Une administration municipale employant quelque 30 000 salarié-e-s peut-elle fonctionner en télétravail?

Oui, elle le peut! La Ville de Zurich possède depuis déjà la mi-2018 un règlement sur le travail mobile. Une partie des employé-e-s télétravaillaient déjà avant la pandémie et en avaient retiré des expériences positives.

 

Naturellement, nous avions des atouts: beaucoup de services avaient déjà recours au mode de travail mobile, et l’infrastructure technique était déjà en place pour de nombreux collaborateurs et collaboratrices. Rétrospectivement, le passage au télétravail au printemps 2020 avec les règlements existants a bien fonctionné. C’est aussi ce que confirme une évaluation que nous avons effectuée parmi les cadres supérieurs: 84 % des personnes interrogées ont indiqué que le passage au télétravail avait bien fonctionné.

 

Nous n’avons pas été pour autant à l’abri (et moi pas plus que les autres) d’incidents ponctuels, comme le gel de la vidéo ou les pannes de son pendant les conférences. Cela peut être énervant ou amusant pendant quelques instants, selon le point de vue. Toujours est-il que cela n’a eu aucune répercussion sur les services fournis par l’administration municipale à la population, qui ont pu être maintenus pendant toute la durée de la pandémie.

 

De nombreux employé-e-s de la ville de Zurich travaillent en première ligne et n’ont pas pu passer en télétravail. Cela n’a-t-il pas généré et ne génère-t-il pas toujours un potentiel de conflit?
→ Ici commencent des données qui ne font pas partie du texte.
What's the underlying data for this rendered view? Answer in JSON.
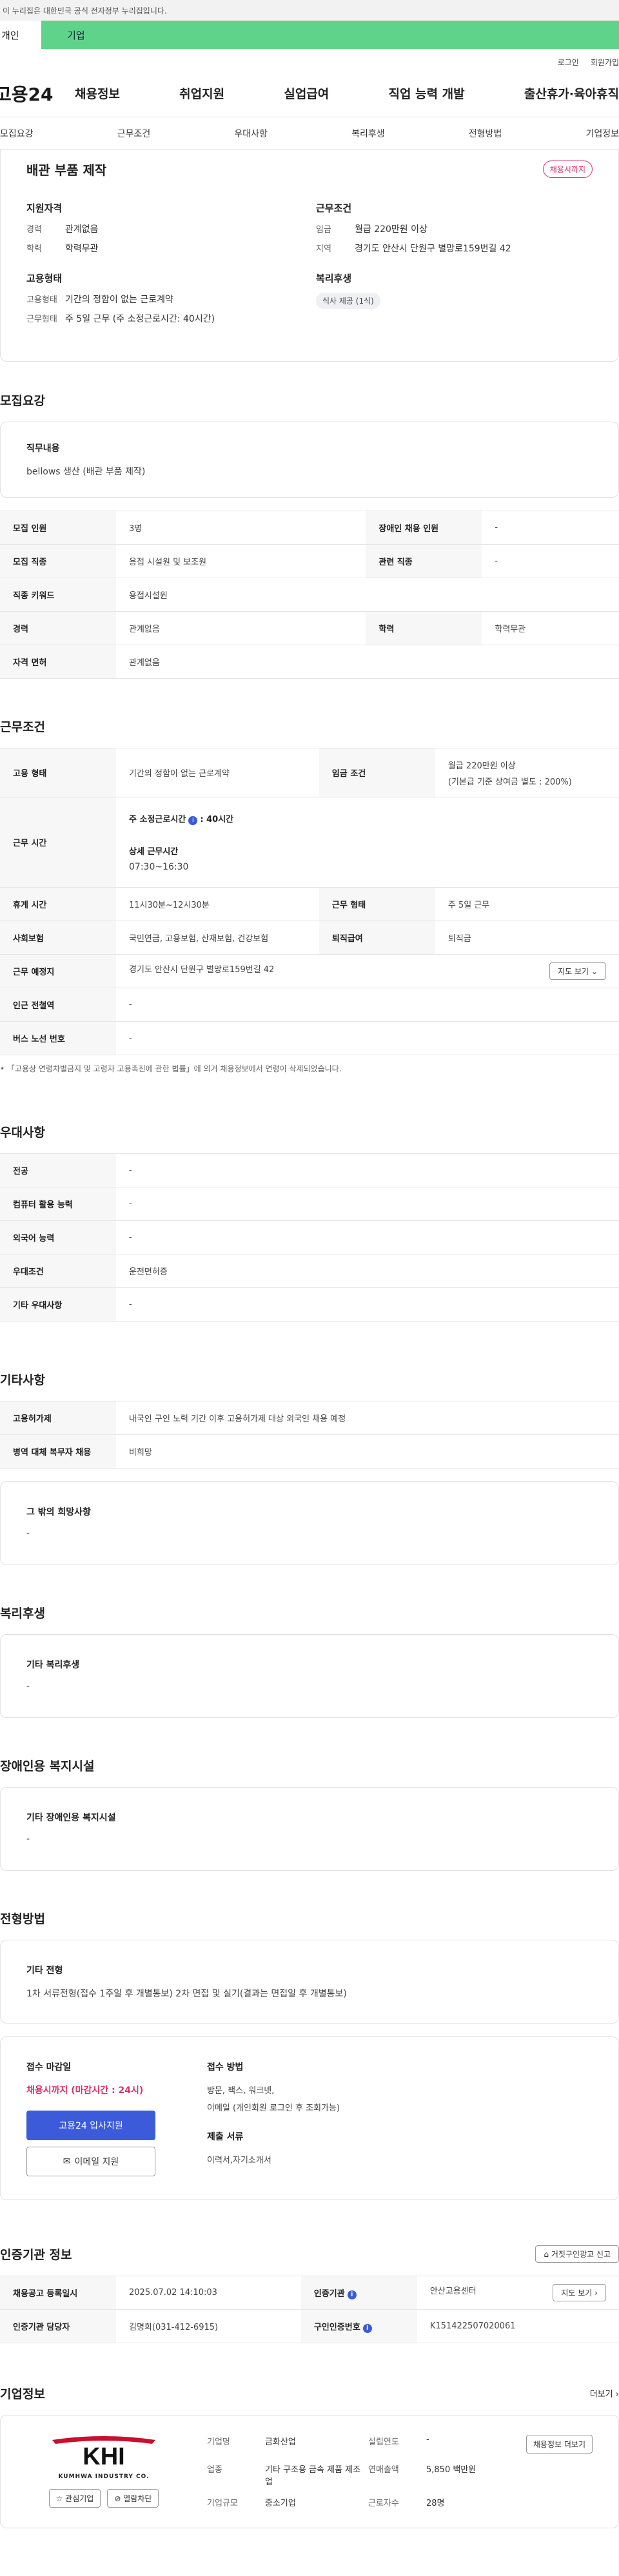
{
  "gov_banner": "이 누리집은 대한민국 공식 전자정부 누리집입니다.",
  "service_tabs": {
    "personal": "개인",
    "company": "기업"
  },
  "util": {
    "login": "로그인",
    "join": "회원가입"
  },
  "logo": "고용24",
  "gnb": [
    "채용정보",
    "취업지원",
    "실업급여",
    "직업 능력 개발",
    "출산휴가·육아휴직"
  ],
  "anchor_tabs": [
    "모집요강",
    "근무조건",
    "우대사항",
    "복리후생",
    "전형방법",
    "기업정보"
  ],
  "summary": {
    "title": "배관 부품 제작",
    "badge": "채용시까지",
    "qual_title": "지원자격",
    "qual_rows": [
      {
        "k": "경력",
        "v": "관계없음"
      },
      {
        "k": "학력",
        "v": "학력무관"
      }
    ],
    "cond_title": "근무조건",
    "cond_rows": [
      {
        "k": "임금",
        "v": "월급 220만원 이상"
      },
      {
        "k": "지역",
        "v": "경기도 안산시 단원구 별망로159번길 42"
      }
    ],
    "emp_title": "고용형태",
    "emp_rows": [
      {
        "k": "고용형태",
        "v": "기간의 정함이 없는 근로계약"
      },
      {
        "k": "근무형태",
        "v": "주 5일 근무 (주 소정근로시간: 40시간)"
      }
    ],
    "welfare_title": "복리후생",
    "welfare_chip": "식사 제공 (1식)"
  },
  "recruit": {
    "title": "모집요강",
    "duty_label": "직무내용",
    "duty_value": "bellows 생산 (배관 부품 제작)",
    "table": {
      "count_label": "모집 인원",
      "count_value": "3명",
      "disabled_label": "장애인 채용 인원",
      "disabled_value": "-",
      "job_label": "모집 직종",
      "job_value": "용접 시설원 및 보조원",
      "related_label": "관련 직종",
      "related_value": "-",
      "keyword_label": "직종 키워드",
      "keyword_value": "용접시설원",
      "career_label": "경력",
      "career_value": "관계없음",
      "edu_label": "학력",
      "edu_value": "학력무관",
      "license_label": "자격 면허",
      "license_value": "관계없음"
    }
  },
  "work": {
    "title": "근무조건",
    "emp_type_label": "고용 형태",
    "emp_type_value": "기간의 정함이 없는 근로계약",
    "wage_label": "임금 조건",
    "wage_value": "월급 220만원 이상",
    "wage_note": "(기본급 기준 상여금 별도 : 200%)",
    "hours_label": "근무 시간",
    "weekly_label": "주 소정근로시간",
    "weekly_value": ": 40시간",
    "detail_label": "상세 근무시간",
    "detail_value": "07:30~16:30",
    "break_label": "휴게 시간",
    "break_value": "11시30분~12시30분",
    "shift_label": "근무 형태",
    "shift_value": "주 5일 근무",
    "insurance_label": "사회보험",
    "insurance_value": "국민연금, 고용보험, 산재보험, 건강보험",
    "severance_label": "퇴직급여",
    "severance_value": "퇴직금",
    "place_label": "근무 예정지",
    "place_value": "경기도 안산시 단원구 별망로159번길 42",
    "map_btn": "지도 보기",
    "subway_label": "인근 전철역",
    "subway_value": "-",
    "bus_label": "버스 노선 번호",
    "bus_value": "-",
    "note": "「고용상 연령차별금지 및 고령자 고용촉진에 관한 법률」에 의거 채용정보에서 연령이 삭제되었습니다."
  },
  "pref": {
    "title": "우대사항",
    "rows": [
      {
        "k": "전공",
        "v": "-"
      },
      {
        "k": "컴퓨터 활용 능력",
        "v": "-"
      },
      {
        "k": "외국어 능력",
        "v": "-"
      },
      {
        "k": "우대조건",
        "v": "운전면허증"
      },
      {
        "k": "기타 우대사항",
        "v": "-"
      }
    ]
  },
  "etc": {
    "title": "기타사항",
    "foreign_label": "고용허가제",
    "foreign_value": "내국인 구인 노력 기간 이후 고용허가제 대상 외국인 채용 예정",
    "military_label": "병역 대체 복무자 채용",
    "military_value": "비희망",
    "other_label": "그 밖의 희망사항",
    "other_value": "-"
  },
  "welfare": {
    "title": "복리후생",
    "label": "기타 복리후생",
    "value": "-"
  },
  "disability": {
    "title": "장애인용 복지시설",
    "label": "기타 장애인용 복지시설",
    "value": "-"
  },
  "selection": {
    "title": "전형방법",
    "etc_label": "기타 전형",
    "etc_value": "1차 서류전형(접수 1주일 후 개별통보) 2차 면접 및 실기(결과는 면접일 후 개별통보)",
    "deadline_label": "접수 마감일",
    "deadline_value": "채용시까지 (마감시간 : 24시)",
    "apply_btn": "고용24 입사지원",
    "email_btn": "이메일 지원",
    "method_label": "접수 방법",
    "method_value1": "방문, 팩스, 워크넷,",
    "method_value2": "이메일 (개인회원 로그인 후 조회가능)",
    "docs_label": "제출 서류",
    "docs_value": "이력서,자기소개서"
  },
  "cert": {
    "title": "인증기관 정보",
    "report_btn": "거짓구인광고 신고",
    "reg_label": "채용공고 등록일시",
    "reg_value": "2025.07.02 14:10:03",
    "agency_label": "인증기관",
    "agency_value": "안산고용센터",
    "map_btn": "지도 보기",
    "manager_label": "인증기관 담당자",
    "manager_value": "김명희(031-412-6915)",
    "no_label": "구인인증번호",
    "no_value": "K151422507020061"
  },
  "company": {
    "title": "기업정보",
    "more": "더보기",
    "logo_text": "KHI",
    "logo_sub": "KUMHWA INDUSTRY CO.",
    "interest_btn": "관심기업",
    "block_btn": "열람차단",
    "name_label": "기업명",
    "name_value": "금화산업",
    "industry_label": "업종",
    "industry_value": "기타 구조용 금속 제품 제조업",
    "size_label": "기업규모",
    "size_value": "중소기업",
    "founded_label": "설립연도",
    "founded_value": "-",
    "sales_label": "연매출액",
    "sales_value": "5,850 백만원",
    "employees_label": "근로자수",
    "employees_value": "28명",
    "more_btn": "채용정보 더보기"
  },
  "colors": {
    "accent": "#3b5bdb",
    "brand_green": "#5fd389",
    "deadline": "#d5336a"
  }
}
L’administration municipale de Zurich fournit des prestations dans un immense éventail incluant des secteurs extrêmement divers. Pour des raisons opérationnelles, tout le monde ne peut pas passer en télétravail. Ainsi, il n’était pas possible de déblayer les grandes quantités de neige tombées à l’hiver 2021 avec des drones, pas plus que la police municipale n’utilisait de robots lors des rassemblements. De même, il est difficile d’entretenir les massifs des jardins ou les arbres par Zoom. Le personnel de santé et de soin a été particulièrement mis à l’épreuve et a accompli justement pendant cette période difficile un travail remarquable sur le terrain.

 

Conscients de la nature hétérogène des professions, nous avons choisi de discuter et de communiquer en interne de manière active et transparente sur les questions sensibles en matière de droit du personnel et sur le plan opérationnel comme la manière de gérer la quarantaine ou la garde des enfants pendant la pandémie.

 

Je vois moins de potentiel de conflit en temps de fonctionnement normal. Le télétravail sera volontaire. Les employé-e-s des différentes professions savent si les processus permettent le télétravail ou non.

 

Les employé-e-s adorent le télétravail, leurs supérieurs moins...
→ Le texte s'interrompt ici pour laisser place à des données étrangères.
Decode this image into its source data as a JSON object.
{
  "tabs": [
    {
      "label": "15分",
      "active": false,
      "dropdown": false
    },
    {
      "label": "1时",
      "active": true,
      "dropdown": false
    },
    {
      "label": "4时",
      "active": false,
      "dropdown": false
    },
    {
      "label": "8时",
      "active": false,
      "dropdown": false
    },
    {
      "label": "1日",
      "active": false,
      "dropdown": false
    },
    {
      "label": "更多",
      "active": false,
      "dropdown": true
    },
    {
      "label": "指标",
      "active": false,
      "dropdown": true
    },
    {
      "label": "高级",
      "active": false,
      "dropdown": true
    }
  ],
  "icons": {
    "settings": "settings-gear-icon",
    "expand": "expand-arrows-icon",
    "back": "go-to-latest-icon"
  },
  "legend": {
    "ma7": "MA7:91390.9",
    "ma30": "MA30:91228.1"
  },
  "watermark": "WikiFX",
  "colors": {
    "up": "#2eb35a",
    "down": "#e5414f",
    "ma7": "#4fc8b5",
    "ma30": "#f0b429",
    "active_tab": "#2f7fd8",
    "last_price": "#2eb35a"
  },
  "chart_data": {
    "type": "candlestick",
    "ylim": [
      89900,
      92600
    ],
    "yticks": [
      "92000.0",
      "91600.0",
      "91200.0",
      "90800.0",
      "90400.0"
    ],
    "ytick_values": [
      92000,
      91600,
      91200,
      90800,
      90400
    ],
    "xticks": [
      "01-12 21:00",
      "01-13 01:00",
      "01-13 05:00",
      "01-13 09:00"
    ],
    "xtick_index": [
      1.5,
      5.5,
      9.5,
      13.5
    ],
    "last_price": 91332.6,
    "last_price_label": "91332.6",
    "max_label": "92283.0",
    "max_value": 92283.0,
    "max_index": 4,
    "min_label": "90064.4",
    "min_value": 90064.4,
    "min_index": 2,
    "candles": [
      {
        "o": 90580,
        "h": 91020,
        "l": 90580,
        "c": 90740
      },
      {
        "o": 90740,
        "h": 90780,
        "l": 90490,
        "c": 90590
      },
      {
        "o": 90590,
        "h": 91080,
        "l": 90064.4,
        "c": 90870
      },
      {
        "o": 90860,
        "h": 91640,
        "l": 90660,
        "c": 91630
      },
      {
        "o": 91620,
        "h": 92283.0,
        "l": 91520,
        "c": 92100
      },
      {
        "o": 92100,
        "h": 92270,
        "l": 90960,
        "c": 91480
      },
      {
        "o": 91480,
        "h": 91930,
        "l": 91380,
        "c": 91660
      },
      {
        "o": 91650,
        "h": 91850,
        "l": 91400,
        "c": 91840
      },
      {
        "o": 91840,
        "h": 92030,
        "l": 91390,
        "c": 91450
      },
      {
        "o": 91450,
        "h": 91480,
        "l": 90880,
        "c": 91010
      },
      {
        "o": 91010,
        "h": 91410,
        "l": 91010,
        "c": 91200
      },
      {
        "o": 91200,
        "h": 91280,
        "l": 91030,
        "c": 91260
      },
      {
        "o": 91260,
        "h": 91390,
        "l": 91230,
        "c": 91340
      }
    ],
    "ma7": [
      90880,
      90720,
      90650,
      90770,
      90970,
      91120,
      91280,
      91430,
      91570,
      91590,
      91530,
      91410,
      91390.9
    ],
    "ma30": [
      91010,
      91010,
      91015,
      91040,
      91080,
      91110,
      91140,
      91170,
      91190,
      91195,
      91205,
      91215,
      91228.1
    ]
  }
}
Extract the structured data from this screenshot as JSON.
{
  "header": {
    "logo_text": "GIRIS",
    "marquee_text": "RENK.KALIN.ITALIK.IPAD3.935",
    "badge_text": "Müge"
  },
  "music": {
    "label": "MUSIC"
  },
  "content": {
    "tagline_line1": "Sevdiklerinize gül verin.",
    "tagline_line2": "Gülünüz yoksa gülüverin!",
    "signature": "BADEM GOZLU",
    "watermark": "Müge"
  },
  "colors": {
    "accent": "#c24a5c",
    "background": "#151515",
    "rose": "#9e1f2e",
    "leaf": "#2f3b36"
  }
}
Il faut avouer que l’encadrement à distance demande un certain temps d’adaptation, surtout parce que les échanges personnels sont moins directs et immédiats. Mais je n’accepte pas cela comme un argument valide contre le télétravail. Pour moi, l’encadrement repose sur la confiance mutuelle, la formulation claire des attentes et des objectifs, et sur le fait que l’on exige que ceux-ci soient réalisés – télétravail ou pas. Mon expérience a en outre montré que les employé-e-s ont été tout aussi performants en télétravail qu’au bureau.

 

Au cours des dernières semaines et des derniers mois, l’acceptation du télétravail a fortement augmenté. Il y a même des employés qui portaient auparavant un regard critique sur le télétravail et qui souhaitent à l’avenir effectuer une partie de leur travail à domicile.

 

Il est donc important que nous accompagnions et soutenions à la fois les cadres et les collaboratrices et collaborateurs dans ce processus de changement, que ce soit par le biais de formations internes à destination des différents groupes cibles, d’organes d’échange ou de modèles de meilleures pratiques.

 

Pourquoi la Ville de Zurich veut-elle continuer à encourager le télétravail?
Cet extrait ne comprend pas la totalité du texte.